Vevo is planning to use the money to expand its international presence and invest in creating original music-related content to augment its growing library of official music videos from Sony and Universal, but not those from Warner Music Group, which operates competing YouTube music channels.
Terms of the deal, as well as the timing of the agreement, were not disclosed. Vevo did not immediately respond to a request for comment.

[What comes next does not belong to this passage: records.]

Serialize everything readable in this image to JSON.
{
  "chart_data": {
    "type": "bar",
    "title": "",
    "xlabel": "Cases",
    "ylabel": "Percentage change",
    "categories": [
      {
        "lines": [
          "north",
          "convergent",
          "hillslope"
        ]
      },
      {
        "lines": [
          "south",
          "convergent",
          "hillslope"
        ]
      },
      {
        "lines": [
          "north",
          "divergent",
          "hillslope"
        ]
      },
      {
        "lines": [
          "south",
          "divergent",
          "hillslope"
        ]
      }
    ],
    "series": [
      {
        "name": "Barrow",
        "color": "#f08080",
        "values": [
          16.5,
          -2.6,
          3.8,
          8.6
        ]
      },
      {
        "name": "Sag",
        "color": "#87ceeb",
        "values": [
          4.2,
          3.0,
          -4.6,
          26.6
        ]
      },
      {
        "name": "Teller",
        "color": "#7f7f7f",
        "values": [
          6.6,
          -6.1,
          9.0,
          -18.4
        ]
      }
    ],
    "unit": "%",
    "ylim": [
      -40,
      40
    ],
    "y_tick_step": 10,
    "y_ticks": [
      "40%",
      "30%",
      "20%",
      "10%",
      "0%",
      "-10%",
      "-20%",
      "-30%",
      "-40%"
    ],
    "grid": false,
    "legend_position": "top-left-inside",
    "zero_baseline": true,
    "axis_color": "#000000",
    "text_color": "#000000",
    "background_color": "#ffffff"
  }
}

Vevo's contract with YouTube ended in April and has been operating under a temporary extension while the negotiations took place. At issue was the ad revenue split that YouTube would be able to claim for Vevo's videos. In May, VEVO accounted for 50.2 million unique viewers on YouTube, making it the top channel partner on YouTube, according to comScore's monthly Media Metrix report. With so many viewers, YouTube could ill afford to lose Vevo. On the other hand, the vast majority of Vevo's video views come from YouTube users.
The multi-year renewal ends the uncertainty around VVevo's symbiotic relationship with YouTube, bringing a level of stability to VEVO's business model.
Vevo has been busy trying to raise capital for its ambition to grow into a global media brand centered around music, retaining Allen & Co. earlier this year to facilitate negotiations and financing. Among the companies approached back in February is Guggenheim Partners, which owns Billboard's parent company, Prometheus Global Media.